The basic combat procedures and movement haven't changed much from the recent HofT, there are just a few less restrictions and potentially drastic results are back as are persistent units. They are once again written for individual figures rather than elements or stands, like the original was written for "Strength Points"  which just happened to coincide with the number of figures. The biggest change from the current version is that I have again dropped the arbitrary Shaken/Disordered thing and that I dropped the Orders rule again and have gone back to the old rolling for initiative with a control test for units beyond command "radius".  I like the potential for the Orders PIPS but I've had trouble with implementing it. I think to get it to work, I would have to remove the brigadiers and get more rigid on units forming proper battle lines. As it is I almost never run short on orders which makes it a fairly pointless exercise. The initiative system has never failed to keep a game interesting.

So my quandary now is whether or not the existing HofT is worth keeping as a separate rule set or whether the differences are too small and the Rattle of the Dice  version so much better as to eclipse it. At the very least that calls for a 1/72nd playtest and then some period unit stats and special rule sheets for the ACW and 18thC. .

Duncan Adams playing in an early Morschauser Meets MacDuff 54mm 1812 game
  down at Lancaster some 9 years ago. Hmm some of the terrain looks a little familiar.

Tomorrow or Thursday I will post a battle report and then its on to getting busy. The table is only temporary right now, some boards laid on bookcases so I need a frame and I need to paint it and start making my OSW hills. I also need to finish painting the room and trim and getting settled into the new configuration. I also need to cast and paint a bunch of figures!

I'll post the new version as a variant for now in case any one wants a look.


4 comments:

  1. I've had a look at Rattle of Dice (RoD?) and it feels like a leaner meaner version of the latest HofT I read a couple of days ago.

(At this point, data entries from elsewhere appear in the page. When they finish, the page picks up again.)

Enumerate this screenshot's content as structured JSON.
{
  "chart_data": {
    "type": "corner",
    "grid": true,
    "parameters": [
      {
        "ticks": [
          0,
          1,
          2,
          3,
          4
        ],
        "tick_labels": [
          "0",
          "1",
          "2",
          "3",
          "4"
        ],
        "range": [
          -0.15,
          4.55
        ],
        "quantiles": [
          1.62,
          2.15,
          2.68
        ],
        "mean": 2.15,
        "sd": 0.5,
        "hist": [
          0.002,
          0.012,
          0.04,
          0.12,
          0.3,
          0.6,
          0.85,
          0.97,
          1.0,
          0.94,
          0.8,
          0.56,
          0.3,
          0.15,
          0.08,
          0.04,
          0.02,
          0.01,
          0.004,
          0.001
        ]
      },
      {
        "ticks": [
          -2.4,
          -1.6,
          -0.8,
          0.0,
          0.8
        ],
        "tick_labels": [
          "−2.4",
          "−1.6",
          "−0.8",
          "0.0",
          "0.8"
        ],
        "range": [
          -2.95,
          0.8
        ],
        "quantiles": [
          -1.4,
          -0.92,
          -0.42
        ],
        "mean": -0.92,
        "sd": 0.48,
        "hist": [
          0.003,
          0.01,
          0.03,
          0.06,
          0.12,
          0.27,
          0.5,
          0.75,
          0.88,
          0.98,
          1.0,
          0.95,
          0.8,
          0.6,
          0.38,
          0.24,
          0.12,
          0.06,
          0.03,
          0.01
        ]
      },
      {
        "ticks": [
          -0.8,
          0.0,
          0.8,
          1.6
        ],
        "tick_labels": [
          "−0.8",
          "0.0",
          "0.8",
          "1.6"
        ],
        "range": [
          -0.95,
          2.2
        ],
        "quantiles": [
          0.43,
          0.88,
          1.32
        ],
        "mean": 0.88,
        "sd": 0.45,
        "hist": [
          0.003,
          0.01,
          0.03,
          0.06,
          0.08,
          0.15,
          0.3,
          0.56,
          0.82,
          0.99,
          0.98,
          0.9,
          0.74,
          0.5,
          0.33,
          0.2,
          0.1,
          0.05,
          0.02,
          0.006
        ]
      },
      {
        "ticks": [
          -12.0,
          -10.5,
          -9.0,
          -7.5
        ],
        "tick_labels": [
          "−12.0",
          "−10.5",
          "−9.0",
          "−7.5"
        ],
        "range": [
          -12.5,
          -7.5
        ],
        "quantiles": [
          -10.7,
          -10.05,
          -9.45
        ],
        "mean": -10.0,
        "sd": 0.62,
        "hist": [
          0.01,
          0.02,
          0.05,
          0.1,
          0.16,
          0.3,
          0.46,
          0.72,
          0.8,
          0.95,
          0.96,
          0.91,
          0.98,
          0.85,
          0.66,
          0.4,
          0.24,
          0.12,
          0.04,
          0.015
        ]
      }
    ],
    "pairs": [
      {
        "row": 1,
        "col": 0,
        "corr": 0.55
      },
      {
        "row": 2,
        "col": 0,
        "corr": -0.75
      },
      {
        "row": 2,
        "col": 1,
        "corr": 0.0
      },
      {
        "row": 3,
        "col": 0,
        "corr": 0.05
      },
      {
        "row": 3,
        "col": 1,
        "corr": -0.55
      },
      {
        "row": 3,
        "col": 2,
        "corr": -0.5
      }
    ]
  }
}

    No bad thing perhaps, but really they both seemed fine, which I guess isn't a very helpful comment :-)

    ReplyDelete
    Replies
    1. It doesn't help that I spent yesterday evening merging the 2 page Rattling of Dice into a copy of the existing Hoft thus obscuring any differences. The only things of real note in the previous one that I'm unsure of is the Orders dice which I am unsure of in practice and the added morale bits which are a bit artificial and led to me tinkering with combat. There is 2/3 reduction in ranges but that was all around as a practical issue. I need to think about that.

      Delete
  2. Ross Mac,

    It is interesting how we both seem to have 'returned to our roots' so to speak. I felt that my rules were getting a bit too complex and inflexible ... and hence my return to Morschauser's 'Frontier' rules for a bit in inspiration. Mind you, I have yet to manage a play-test and I am already getting advice and ideas for other people as to how they can be developed!

    What I want to do is to give then a try 'as is' and then to look at developing them. The problem is setting aside enough time to run a play-test as I need to do some tidying up in my wargames room first (sound familiar, does it?). Hopefully I should manage to run a game on Satuday ... unless real-life intervenes yet again.

    I am following your 'journey' with interest, especially as you seem to be a bit further down the road than I am.

    All the best,

    Bob

    ReplyDelete
    Replies
    1. It seems much easier to put things into the rules, its too bad it doesn't always make them better!